Reardon relies on the lone outlier on the issue of whether a physician may be disciplined for private conduct absent evidence it actually impaired his or her medical practice. Grannis v. Board of Medical Examiners (1971) 19 Cal.App.3d 551 stated that a physician may be disciplined for private conduct only to the extent that it “makes the licensee unfit to practice his profession....” (Grannis, at p. 562.) Grannis examined the record for evidence showing that, “in fact, [the physician’s] use of alcoholic beverages was dangerous to the public.” (Watson, supra, 176 Cal.App.4th at p. 1422.) Grannis concluded that substantial evidence did support the Board’s disciplinary action against the physician, even though his alcoholism never actually “impaired his professional competency” (Grannis, at p. 556), because his alcoholism had “a direct relationship to good judgment, which in turn would have a direct relationship” on the quality of patient care he could render “if he had any alcohol whatsoever” (id. at p. 563). Similarly, in Reardon’s case, marijuana use can affect a physician’s judgment and quality of patient care. Indeed, although Reardon tries to trivialize the severity of a Health and Safety Code section 11357, subdivision (b) offense, because it involves possession of less than an ounce of marijuana, the evidence suggests he drove recklessly and veered out of his lane on the highway. And unlike Grannis, Watson, Griffiths, and Weissbuch, which all involved the Board’s revocation of a physician’s license, here the Board is at a preliminary investigational stage trying to determine whether a problem exists. (Grannis v. Board of Medical Examiners, supra, 19 Cal.App.3d at p. 554; Watson, supra, 176 Cal.App.4th at p. 1412; Griffiths, supra, 96 Cal.App.4th at p. 767; and Weissbuch v. Board of Medical Examiners, supra, 41 Cal.App.3d at pp. 926-927.) Grannis does not support Reardon’s claim the Board may not constitutionally investigate his possible use of marijuana.

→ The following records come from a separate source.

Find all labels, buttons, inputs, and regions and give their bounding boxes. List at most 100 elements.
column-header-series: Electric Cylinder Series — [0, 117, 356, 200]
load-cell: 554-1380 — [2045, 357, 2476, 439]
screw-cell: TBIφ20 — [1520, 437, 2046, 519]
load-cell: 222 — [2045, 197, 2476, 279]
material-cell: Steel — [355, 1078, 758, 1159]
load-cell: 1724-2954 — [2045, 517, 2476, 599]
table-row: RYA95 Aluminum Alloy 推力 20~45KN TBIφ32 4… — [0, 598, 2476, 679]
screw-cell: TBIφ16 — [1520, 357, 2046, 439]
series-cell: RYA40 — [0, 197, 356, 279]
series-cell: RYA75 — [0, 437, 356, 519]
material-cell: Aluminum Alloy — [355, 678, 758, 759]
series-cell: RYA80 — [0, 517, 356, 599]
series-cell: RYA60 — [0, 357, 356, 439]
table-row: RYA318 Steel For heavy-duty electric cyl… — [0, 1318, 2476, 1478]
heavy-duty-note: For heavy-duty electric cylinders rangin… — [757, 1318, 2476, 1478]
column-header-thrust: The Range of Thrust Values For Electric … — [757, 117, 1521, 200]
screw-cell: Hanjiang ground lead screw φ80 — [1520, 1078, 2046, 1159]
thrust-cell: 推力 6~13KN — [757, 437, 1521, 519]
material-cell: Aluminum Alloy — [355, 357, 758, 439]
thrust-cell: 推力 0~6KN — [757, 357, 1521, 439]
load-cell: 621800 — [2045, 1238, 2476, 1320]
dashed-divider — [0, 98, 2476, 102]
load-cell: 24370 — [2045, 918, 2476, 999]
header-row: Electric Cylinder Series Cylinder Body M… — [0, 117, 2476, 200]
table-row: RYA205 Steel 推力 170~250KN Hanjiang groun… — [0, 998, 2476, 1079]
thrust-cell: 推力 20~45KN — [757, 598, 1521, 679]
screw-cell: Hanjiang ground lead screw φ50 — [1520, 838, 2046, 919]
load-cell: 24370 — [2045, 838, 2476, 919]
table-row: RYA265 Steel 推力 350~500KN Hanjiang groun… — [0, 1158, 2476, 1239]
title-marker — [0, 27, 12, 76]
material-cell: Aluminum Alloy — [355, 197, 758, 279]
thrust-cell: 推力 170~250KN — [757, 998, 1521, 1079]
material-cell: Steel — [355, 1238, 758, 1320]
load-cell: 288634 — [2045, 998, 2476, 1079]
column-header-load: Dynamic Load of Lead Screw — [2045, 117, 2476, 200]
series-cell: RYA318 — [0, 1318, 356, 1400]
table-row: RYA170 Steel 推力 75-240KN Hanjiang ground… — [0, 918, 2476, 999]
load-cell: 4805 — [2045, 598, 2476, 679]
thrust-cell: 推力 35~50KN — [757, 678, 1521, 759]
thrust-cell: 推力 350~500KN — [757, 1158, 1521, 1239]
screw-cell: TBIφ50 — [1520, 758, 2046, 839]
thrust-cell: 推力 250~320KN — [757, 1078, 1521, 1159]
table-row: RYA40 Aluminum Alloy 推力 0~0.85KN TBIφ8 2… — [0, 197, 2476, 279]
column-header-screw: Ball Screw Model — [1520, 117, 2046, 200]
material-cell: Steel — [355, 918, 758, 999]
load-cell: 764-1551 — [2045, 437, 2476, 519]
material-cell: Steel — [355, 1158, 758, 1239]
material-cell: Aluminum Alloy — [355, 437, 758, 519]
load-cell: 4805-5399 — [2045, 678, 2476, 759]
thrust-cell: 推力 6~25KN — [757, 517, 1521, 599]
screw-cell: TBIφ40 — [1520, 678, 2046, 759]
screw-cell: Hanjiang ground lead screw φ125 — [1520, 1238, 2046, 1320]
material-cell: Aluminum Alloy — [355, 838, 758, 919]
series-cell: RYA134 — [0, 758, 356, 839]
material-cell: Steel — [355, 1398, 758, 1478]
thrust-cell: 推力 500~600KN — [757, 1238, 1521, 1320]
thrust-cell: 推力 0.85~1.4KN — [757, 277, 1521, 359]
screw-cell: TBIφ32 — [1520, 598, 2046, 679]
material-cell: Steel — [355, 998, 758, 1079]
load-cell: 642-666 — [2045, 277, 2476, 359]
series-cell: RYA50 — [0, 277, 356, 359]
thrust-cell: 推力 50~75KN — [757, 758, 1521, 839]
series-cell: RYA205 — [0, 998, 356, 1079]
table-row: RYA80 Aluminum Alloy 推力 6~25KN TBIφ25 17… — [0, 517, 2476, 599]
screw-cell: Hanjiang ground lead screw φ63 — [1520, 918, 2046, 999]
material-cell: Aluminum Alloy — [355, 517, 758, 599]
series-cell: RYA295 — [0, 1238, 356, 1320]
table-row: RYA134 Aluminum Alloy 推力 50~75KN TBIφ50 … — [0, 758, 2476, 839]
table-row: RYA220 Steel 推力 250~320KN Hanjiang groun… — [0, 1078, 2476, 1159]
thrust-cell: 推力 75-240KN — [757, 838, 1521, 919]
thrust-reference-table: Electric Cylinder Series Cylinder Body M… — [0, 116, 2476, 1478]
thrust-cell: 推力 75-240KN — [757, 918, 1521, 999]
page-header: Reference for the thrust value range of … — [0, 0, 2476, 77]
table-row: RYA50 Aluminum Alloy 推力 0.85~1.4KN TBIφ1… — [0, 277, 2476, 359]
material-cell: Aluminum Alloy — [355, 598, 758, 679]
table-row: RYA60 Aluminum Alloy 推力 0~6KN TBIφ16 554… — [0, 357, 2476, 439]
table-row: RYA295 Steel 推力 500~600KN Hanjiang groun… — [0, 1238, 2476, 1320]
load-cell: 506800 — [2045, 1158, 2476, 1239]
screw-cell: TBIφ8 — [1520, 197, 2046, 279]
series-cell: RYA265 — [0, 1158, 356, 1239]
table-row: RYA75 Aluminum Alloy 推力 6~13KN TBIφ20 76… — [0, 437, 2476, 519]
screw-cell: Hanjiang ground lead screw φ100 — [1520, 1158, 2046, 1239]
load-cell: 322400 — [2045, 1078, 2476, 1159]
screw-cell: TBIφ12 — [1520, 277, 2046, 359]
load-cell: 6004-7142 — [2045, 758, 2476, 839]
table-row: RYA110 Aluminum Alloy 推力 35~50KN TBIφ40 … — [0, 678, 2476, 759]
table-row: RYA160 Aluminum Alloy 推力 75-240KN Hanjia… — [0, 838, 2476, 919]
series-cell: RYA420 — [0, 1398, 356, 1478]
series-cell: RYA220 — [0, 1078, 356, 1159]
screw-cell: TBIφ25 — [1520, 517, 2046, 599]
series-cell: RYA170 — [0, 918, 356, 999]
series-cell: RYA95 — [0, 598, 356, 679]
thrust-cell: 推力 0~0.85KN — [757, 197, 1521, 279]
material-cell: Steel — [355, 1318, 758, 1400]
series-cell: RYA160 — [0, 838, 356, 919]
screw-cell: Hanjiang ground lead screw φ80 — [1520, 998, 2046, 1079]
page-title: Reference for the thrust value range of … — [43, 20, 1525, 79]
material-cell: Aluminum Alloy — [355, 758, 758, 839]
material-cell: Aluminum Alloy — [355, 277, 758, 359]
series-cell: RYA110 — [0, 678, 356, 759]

Watson, supra, 176 Cal.App.4th at pages 1421-1422 criticizes Grannis, pointing out internal inconsistencies and a lack of analysis on the issue of whether the Legislature’s determination of unprofessional conduct satisfies the nexus requirement.
DISPOSITION
The judgment is affirmed. The Board shall recover its costs on appeal.
WE CONCUR: RYLAARSDAM, ACTING P. J., O’LEARY, J.
All statutory references are to the Business and Professions Code unless otherwise stated.